BANHA DE COBRA E TERIAGA
O cirurgião Joaquim Barradas apresentou
recentemente o seu terceiro livro. Chamou-lhe Banha de Cobra e Teriaga.
Em centena e meia de páginas passou em
revista toda a História da Medicina ocidental.
A escrita é elegante e as opiniões expressas
são cuidadosamente fundamentadas. O livro é de leitura fácil e agradável.
A Teriaga remonta ao tempo de Mitrídates e às
guerras do Ponto. Incluía mais de meia centena de componentes e terá sido
utilizada inicialmente como antídoto para os venenos comuns. Julgava-se que o efeito final seria superior
ao somatório das virtudes de todos os produtos simples que a integravam.

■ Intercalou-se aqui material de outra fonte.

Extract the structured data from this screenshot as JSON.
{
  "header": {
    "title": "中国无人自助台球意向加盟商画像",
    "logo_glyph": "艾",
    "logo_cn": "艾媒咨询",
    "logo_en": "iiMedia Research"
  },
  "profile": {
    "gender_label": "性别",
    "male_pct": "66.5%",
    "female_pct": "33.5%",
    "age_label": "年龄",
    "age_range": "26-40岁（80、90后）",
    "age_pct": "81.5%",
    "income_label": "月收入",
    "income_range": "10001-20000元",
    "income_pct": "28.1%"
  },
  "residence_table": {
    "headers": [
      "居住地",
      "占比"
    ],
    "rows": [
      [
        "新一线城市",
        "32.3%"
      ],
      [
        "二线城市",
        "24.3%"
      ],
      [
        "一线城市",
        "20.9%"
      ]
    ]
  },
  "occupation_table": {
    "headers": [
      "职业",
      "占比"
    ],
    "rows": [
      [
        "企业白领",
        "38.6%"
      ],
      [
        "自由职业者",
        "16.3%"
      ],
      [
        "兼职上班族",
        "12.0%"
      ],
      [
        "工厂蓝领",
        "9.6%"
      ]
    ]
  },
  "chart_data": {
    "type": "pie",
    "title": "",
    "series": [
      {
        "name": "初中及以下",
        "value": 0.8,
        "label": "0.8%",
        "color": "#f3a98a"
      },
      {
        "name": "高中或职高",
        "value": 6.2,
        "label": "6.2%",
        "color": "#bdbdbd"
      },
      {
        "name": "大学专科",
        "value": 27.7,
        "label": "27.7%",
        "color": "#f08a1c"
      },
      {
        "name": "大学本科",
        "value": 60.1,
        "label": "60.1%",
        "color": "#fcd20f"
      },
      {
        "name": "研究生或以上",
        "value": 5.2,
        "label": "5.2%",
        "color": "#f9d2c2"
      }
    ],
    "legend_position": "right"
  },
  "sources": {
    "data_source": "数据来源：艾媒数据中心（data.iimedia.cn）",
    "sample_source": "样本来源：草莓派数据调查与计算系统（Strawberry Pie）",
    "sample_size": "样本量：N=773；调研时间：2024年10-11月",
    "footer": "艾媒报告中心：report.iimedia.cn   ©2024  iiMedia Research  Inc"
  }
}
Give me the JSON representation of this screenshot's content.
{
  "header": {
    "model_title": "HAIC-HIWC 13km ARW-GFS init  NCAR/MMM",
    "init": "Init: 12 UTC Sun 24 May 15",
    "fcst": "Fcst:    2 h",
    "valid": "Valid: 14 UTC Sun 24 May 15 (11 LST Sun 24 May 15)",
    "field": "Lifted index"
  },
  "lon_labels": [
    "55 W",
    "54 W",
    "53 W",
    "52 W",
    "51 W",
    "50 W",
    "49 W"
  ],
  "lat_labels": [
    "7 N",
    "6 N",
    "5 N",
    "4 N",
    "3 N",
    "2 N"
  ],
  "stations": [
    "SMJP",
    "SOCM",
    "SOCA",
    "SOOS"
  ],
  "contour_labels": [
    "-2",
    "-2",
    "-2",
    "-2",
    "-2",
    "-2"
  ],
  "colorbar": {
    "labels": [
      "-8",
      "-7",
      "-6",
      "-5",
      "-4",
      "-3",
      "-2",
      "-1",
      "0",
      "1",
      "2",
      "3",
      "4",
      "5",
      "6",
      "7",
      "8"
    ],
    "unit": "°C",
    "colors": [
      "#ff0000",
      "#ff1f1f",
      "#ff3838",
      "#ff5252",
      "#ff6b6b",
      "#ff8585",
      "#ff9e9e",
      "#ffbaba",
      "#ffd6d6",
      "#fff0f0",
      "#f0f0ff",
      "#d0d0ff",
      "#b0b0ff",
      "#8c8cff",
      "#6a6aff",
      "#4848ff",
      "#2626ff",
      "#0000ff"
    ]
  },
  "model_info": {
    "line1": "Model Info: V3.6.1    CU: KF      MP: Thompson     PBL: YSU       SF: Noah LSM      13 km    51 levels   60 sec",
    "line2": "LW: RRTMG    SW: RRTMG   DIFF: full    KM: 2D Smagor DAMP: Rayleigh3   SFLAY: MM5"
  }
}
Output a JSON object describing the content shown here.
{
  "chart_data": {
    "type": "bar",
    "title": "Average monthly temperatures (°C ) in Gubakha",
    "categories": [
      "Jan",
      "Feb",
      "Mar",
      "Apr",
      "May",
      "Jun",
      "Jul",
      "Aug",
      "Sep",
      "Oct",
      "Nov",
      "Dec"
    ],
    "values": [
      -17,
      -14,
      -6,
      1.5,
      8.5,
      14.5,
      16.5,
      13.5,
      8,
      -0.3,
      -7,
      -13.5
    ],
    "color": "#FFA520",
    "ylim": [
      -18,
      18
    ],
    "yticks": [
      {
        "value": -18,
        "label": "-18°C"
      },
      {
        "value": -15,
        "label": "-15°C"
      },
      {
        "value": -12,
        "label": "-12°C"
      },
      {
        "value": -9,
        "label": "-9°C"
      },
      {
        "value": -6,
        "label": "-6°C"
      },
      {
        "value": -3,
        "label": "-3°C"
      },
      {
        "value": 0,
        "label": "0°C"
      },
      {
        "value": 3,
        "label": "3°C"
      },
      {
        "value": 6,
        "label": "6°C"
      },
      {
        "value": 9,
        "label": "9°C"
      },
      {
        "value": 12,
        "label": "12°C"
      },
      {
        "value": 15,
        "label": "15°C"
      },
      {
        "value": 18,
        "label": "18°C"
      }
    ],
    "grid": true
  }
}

Depressa passou a ser usado como medicamento
capaz de combater quase toda a espécie de doenças. Houve quem julgasse que
estava ali a panaceia universal. Seria boa para o tratamento das doenças
contagiosas, peste, febres malignas, bexigas, mordeduras de animais venenosos,
cólica ventosa, paralisias, epilepsia, apoplexia, letargo e ainda para doenças
mentais.
Incluía, entre os seus componentes principais,
o ópio e a carne de cobra.
É sabido que as serpentes possuem uma
quantidade diminuta de gordura. O termo “Banha da Cobra” deriva dos excipientes
gordos que os preparadores lhe incorporavam.
Galeno, médico grego instalado em Roma, foi,
para o bem e para o mal, uma das personagens que mais influenciaram as Medicinas árabe
e europeia. Descreveu em pormenor o método de preparação da carne de cobra, de
forma a poder ser incluída na Teriaga.
A Teriaga foi largamente utilizada em toda a
Europa até ao final do século XVIII, tendo o seu uso persistido em alguns
países no início do século XIX. Foi o médico britânico William Heberden
quem, em 1745, publicou um pequeno opúsculo em que questionava a validade do
efeito terapêutico da Teriaga. A publicação teve eco na Inglaterra, primeiro país em que a Teriaga deixou de ser usada. Tinha reinado entre os medicamentos administrados a humanos durante dois milénios.
O autor termina o livro com reflexões sobre a
validade do conhecimento científico. No seu entender, a verdade é quase sempre
provisória e os avanços registados por cada geração de investigadores tendem
muitas vezes a pôr em causa as ideias dominantes em épocas anteriores.